Miela stretched out her body on her cot and rolled over, Minion floated up into the air with a squawk of indignation, only to settle back on her side once she stilled completely. In the darkness of the night she couldn't see anyway but it dawned on her what side she'd rolled to and the teen let out a huff. Nearly a month had passed and she was still making the same mistake when it came to what side she slept on, but she'd done it every turn of her life until that point and really it would just require her to lift her head up to see.

Slowly she reached a hand up and placed it over the eyepatch. It didn't hurt as much anymore, which was a relief given how much pain her entire face had been in for so long after the claws had left off. Some days she wished the bandages that had covered the extensive damage done to her face hadn't come off, because then the rest of the candidates she went to lessons with wouldn't look at her so strangely. Scars and missing eyes were nothing among the ranks of dragon riders and candidates, not when faced with rambunctious unbonded baby dragons until one chose them. Miela's however, hadn't been because of excitement or as a result of an accident.
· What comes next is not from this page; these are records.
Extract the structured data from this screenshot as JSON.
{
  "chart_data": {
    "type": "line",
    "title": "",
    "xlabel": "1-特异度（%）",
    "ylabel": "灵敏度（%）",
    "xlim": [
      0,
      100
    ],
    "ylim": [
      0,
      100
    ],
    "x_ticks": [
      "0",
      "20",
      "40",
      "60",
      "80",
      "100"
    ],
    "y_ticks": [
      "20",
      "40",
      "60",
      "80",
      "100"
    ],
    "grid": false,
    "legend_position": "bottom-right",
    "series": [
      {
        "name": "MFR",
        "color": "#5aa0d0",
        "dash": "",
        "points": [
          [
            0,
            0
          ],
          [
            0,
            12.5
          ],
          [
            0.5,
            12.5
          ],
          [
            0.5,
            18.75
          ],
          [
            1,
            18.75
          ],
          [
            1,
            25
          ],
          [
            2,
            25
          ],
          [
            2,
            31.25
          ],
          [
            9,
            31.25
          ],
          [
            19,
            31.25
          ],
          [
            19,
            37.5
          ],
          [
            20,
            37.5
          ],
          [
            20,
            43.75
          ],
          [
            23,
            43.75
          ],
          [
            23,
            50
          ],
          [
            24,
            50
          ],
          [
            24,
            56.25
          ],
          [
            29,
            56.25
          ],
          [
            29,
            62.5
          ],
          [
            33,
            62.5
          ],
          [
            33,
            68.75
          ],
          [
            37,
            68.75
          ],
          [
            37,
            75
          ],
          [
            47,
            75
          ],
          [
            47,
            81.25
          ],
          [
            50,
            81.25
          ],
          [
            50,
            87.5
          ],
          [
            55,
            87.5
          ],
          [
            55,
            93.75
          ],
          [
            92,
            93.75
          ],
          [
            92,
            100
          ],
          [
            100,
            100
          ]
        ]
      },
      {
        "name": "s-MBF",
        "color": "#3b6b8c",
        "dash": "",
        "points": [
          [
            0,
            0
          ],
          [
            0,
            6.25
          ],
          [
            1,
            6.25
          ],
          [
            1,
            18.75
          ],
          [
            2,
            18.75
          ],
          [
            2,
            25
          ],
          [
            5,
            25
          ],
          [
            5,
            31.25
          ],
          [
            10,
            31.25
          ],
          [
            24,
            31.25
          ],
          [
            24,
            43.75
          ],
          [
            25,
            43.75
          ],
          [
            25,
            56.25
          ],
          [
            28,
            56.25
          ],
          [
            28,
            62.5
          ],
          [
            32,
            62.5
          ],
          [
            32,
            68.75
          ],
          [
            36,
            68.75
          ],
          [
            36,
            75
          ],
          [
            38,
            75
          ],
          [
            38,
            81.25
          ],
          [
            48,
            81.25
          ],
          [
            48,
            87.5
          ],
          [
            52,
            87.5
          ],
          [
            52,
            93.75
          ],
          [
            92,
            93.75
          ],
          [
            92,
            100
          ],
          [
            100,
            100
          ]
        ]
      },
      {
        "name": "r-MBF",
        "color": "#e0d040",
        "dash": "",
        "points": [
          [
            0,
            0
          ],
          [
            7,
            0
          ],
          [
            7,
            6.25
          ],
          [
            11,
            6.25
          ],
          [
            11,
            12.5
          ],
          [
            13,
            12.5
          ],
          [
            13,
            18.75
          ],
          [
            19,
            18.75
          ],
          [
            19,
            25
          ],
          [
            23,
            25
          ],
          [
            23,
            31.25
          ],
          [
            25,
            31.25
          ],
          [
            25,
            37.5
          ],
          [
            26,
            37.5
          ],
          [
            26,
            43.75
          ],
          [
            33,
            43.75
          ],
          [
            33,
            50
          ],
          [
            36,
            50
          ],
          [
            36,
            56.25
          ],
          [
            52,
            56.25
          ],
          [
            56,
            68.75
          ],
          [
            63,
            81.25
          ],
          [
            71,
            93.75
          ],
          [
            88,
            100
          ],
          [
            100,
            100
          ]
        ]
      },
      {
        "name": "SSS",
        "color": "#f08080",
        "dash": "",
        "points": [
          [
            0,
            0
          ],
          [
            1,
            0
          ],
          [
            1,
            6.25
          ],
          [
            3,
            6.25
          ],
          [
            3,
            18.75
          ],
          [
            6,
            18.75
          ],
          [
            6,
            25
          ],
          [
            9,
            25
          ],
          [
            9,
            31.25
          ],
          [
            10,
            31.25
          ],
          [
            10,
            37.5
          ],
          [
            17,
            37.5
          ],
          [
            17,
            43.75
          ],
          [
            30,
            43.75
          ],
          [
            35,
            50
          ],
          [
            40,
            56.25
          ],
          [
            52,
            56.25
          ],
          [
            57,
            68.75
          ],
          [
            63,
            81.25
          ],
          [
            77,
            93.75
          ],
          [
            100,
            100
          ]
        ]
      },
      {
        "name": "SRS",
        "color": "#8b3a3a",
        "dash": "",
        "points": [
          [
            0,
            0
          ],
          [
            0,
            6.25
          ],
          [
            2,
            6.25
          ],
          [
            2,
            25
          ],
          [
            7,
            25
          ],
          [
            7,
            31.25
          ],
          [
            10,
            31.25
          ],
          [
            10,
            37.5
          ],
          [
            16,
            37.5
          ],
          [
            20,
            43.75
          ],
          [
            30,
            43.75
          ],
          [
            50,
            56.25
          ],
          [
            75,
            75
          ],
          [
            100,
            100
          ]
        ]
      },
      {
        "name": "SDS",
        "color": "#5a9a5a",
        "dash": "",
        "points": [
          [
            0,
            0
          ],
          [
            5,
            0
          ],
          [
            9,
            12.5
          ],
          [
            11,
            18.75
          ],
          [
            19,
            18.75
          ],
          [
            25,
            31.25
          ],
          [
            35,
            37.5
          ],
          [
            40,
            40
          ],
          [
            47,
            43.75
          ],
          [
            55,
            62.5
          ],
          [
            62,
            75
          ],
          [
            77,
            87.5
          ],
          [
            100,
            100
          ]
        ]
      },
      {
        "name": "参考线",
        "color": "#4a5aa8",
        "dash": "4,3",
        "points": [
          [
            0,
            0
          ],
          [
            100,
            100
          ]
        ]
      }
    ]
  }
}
That blue had intentionally been holding a grudge and wanted to punish her for her unabashed thoughts.

Minion adjusted where he was sitting and came to rest on the pillow above her head as a shudder ran down through the girl's slowly thinning frame. Blue dragons might haunt her every waking moment for the rest of her life, but as a Candidate she couldn't let that happen, she'd need to get over the now almost instinctive recoil she had when a blue dragon so much as came into her narrowed field of vision. Her own father's had sent her running, as if that wasn't embarrassing enough. Soon she'd hear her fellow candidate's talk about that, no doubt.

Unable to see him above her head, Miela reached a hand up and ran it across the soft and tiny body of her brown fire lizard. "You aren't so bad, maybe brown dragons aren't so bad either. Or greens." Destiny had shown her where she belonged though, the blue had actually told her as much, expressed his views on her worth. He and his bronze brother that hatched from the only other egg she'd laid a hand on. Of course, naturally, she was worthless to a bronze dragon but as thoughts did, they always twisted to the negative and after many nights laying awake trying to breathe past her nightmares, Miela had eventually decided that she'd been called worthless. Even the mother had told her that seeking a powerful dragon was insolent.

Sure, she'd called one weak out of anger, but she'd learned her place now, all the way at the edge as far away from the other candidates as she could manage to get without stepping off the sands entirely and being removed. No golden mother or bronze father would want her anywhere near their children after what Aresoth had said, for she'd heard the talk even hours after the touching had finished. No candidate would want to be near her after seeing those who barely knew her get shredded in her presence.

It was fine, she would continue to stand until she aged out because the dragons from her first hatching had spoken the truth, that she was worthless. Miela hated everything and everyone but rubbed Minion's head as he cheeped nervously. Not him, certainly not her mother, but the rest of the Weyr could leap off a cliff.

She'd learned her place below everyone's boots.